Lipopolysaccharide-activated microglia lower P-glycoprotein function in brain microvascular endothelial cells

Abstract

P-glycoprotein, an efflux transporter that is highly expressed at the blood–brain barrier (BBB), is involved in the traffic of several compounds across the BBB. BBB disruption under pathological conditions is observed in parallel with microglial activation. Previous studies of the interaction between rat brain endothelial cells (RBECs) and microglia have shown that lipopolysaccharide (LPS) activated microglia increase the permeability of RBECs through a mechanism involving NADPH oxidase. In this study, to investigate whether LPS-activated microglia are linked to P-gp dysfunction at the BBB, we examined the effect of LPS on P-gp function in a coculture system with RBECs and rat microglia.
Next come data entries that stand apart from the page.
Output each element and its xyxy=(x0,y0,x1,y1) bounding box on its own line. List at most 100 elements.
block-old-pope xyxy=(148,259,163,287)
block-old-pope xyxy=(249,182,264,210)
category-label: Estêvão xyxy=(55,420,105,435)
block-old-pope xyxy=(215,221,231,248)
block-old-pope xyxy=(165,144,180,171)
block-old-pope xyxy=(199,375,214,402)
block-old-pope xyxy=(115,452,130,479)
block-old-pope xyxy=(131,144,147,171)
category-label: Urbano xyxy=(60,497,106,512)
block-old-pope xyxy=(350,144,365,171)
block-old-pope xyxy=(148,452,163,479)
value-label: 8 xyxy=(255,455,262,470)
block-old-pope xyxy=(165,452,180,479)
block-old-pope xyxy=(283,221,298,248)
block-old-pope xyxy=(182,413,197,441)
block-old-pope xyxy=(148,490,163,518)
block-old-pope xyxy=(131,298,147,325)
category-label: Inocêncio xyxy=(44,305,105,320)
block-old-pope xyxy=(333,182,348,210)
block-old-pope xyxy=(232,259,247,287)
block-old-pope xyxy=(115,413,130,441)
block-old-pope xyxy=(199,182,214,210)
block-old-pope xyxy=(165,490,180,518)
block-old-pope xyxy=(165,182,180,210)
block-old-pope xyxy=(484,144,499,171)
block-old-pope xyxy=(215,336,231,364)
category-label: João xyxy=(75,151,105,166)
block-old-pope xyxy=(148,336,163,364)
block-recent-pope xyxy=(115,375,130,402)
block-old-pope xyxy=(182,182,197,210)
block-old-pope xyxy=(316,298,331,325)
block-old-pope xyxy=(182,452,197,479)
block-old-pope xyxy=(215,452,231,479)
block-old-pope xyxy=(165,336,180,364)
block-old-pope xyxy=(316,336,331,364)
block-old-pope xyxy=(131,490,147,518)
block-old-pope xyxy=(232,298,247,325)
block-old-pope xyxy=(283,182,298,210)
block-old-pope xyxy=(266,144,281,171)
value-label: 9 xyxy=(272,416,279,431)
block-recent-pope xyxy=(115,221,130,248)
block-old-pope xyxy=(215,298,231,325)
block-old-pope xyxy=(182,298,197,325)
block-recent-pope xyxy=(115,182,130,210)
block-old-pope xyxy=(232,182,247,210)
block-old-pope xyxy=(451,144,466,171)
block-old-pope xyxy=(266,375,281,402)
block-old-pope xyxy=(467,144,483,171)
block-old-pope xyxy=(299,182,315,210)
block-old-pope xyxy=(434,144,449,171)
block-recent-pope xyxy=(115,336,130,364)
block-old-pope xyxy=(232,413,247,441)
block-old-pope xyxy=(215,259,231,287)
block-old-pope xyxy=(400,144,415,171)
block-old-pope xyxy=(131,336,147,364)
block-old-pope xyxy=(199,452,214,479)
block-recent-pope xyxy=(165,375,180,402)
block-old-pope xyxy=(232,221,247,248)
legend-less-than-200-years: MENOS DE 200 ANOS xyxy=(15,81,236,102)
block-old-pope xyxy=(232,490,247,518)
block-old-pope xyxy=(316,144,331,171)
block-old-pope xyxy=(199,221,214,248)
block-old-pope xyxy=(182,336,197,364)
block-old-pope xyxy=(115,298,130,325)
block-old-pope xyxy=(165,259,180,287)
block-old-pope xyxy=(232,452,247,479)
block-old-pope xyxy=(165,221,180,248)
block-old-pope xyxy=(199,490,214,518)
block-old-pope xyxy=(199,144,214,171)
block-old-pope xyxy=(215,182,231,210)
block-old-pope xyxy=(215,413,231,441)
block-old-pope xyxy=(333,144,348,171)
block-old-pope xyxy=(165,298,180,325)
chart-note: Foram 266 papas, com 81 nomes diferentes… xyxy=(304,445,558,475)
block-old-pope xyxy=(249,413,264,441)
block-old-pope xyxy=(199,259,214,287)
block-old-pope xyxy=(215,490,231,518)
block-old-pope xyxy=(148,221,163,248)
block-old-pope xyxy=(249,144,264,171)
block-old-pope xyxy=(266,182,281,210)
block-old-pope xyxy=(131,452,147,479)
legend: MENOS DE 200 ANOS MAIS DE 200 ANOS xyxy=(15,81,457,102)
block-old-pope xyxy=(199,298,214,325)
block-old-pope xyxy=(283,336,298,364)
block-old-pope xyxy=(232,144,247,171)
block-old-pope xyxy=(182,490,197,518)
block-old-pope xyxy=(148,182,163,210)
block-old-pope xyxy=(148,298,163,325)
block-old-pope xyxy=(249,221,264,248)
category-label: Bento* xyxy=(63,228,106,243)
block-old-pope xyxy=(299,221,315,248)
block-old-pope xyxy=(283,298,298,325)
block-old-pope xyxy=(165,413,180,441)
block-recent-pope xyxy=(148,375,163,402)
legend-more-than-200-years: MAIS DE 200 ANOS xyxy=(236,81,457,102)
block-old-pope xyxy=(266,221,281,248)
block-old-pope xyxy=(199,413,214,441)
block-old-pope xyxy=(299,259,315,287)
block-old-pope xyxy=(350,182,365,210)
When LPS at a concentration showing no effect on the RBEC monolayer was added for 6h to the abluminal side of the RBEC monolayer and RBEC/microglia cocultures, cellular accumulation of the P-gp substrate rhodamine 123, in RBECs, was increased by LPS in the RBEC/microglia coculture. This increased accumulation of rhodamine 123 in RBECs was blocked by diphenyleneiodoniumchloride, an NADPH oxidase inhibitor. P-gp expression on RBECs was not influenced by treatment with LPS in either RBEC monolayers or RBEC/microglia cocultures. These findings suggest that activated microglia induce P-gp dysfunction at the BBB through an NADPH oxidase-dependent pathway.